We start with the horizontal asymptote condition.

So we want `lim_(x->oo) kx + 1/x + 1 = 2`

This can't happen. The only options for the limits are 1 and `+- oo` So I'm guessing there are some parentheses missing.

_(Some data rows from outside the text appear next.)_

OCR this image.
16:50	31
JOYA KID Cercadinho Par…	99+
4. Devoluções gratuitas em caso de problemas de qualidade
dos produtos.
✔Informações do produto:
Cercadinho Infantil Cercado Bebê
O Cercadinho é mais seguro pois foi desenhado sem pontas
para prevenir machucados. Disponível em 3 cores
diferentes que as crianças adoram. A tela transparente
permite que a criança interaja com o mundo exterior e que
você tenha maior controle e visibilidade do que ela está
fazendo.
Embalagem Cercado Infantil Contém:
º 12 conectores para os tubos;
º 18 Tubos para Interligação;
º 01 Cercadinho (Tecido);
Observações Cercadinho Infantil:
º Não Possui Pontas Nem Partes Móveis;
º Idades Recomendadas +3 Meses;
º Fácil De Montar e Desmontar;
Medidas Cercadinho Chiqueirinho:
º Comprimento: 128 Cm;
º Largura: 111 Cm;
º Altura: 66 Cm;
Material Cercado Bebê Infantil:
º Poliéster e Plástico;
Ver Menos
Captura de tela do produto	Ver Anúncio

So I'm going to guess that you meant:

`g(x) = a/("sin"^2 x) + 1 " when " x<pi/2,`

`g(x) = (kx+1)/x +1 " when " x >= pi/2`

Then:

`lim_(x->oo) (kx+1)/x + 1 = lim_(x->oo) (kx)/x + 1/x + 1 = k+1 = 2`

So we want k=1

Then

`g(x) = (x+1)/x + 1 " when " x>= pi/2`

Now we want g to be continuous at `pi/2` so we need the right and left hand limits of g at `pi/2` to be equal:

`lim_((x-> (pi/2)^+)) (x+1)/x + 1 = ((pi/2)+1)/(pi/2)+1= 2 + 2/pi`

` `

`lim_((x-> (pi/2)^-)) a/("sin"^2 x) + 1 = a/("sin"^2 pi/2) +1 = a+ 1`

So we want `a+1 = 2 + 2/pi`

`a = 1 + 2/pi`

Thus, g will have the desired properties if `k=1` and `a=1+2/pi`